On the platform at 125th and Lenox, an old guy was holding a gym bag, green-lined with brown handles—there was music coming from the thing, somebody playing the horn. He wore sunglasses, sported a scraggly grey-streaked beard and a porkpie hat. He was a hipster out of phase, a visitor from an irretrievable past, a brother from another planet.
I stood next to him on the platform and sat down next to him when the 3 Train arrived. I just wanted to hear the music—I wasn’t looking for a lecture or a conversation. In my pedantic, academic way, I was trying, I admit, to identify the source, so I finally said, between 110th and 96th, “That sounds good.”
“You gotta listen. You know who that is? Nobody plays like that.”
“I wanna say Louis Armstrong, but I don’t know, it’s too contemplative, you know what I mean, the guy is thinking out loud.”
“Just listen. Best teacher I ever had kept sayin’ that.”
“I’m a teacher. That’s Miles, isn’t it?”
“Yeah, that’s him. What do you teach?”
“I teach what I hate, I teach history, I can say that to you because I don’t know you.”

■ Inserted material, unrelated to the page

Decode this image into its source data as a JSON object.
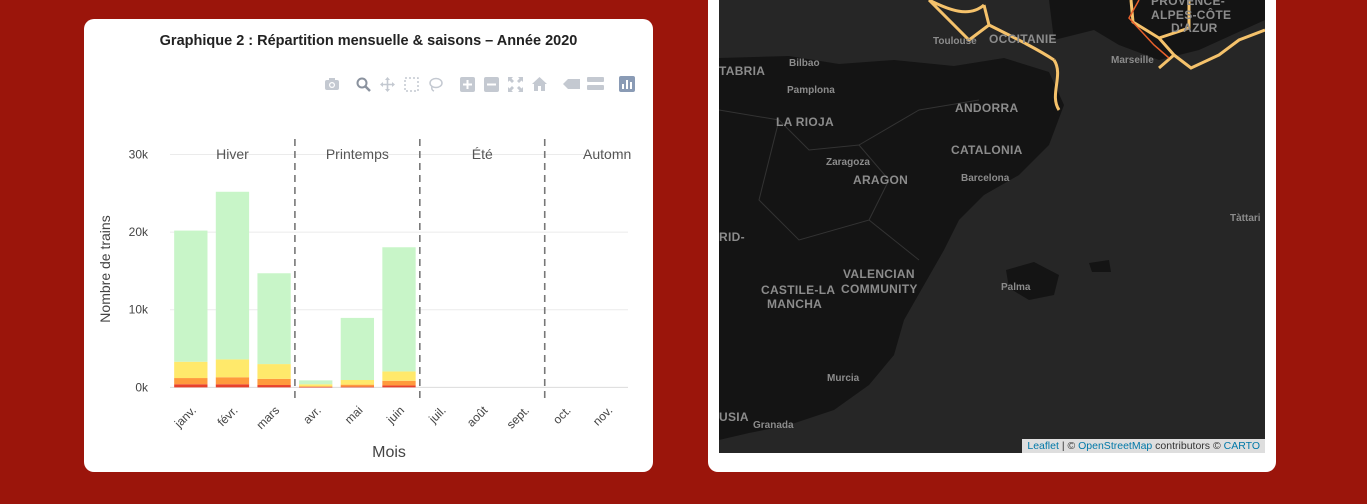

“I love history. This is the sound of 200 B.C., before Christ, you know, it’s the same music.”
“You can’t believe that, c’mon, nobody could’ve listened to this back then. They would’ve covered their ears.”
“No, don’t say that, you gotta listen. I’m 85 years old. Listen to this.”
I stopped talking. The old guy got off at 34th, said he was bound for Long Island.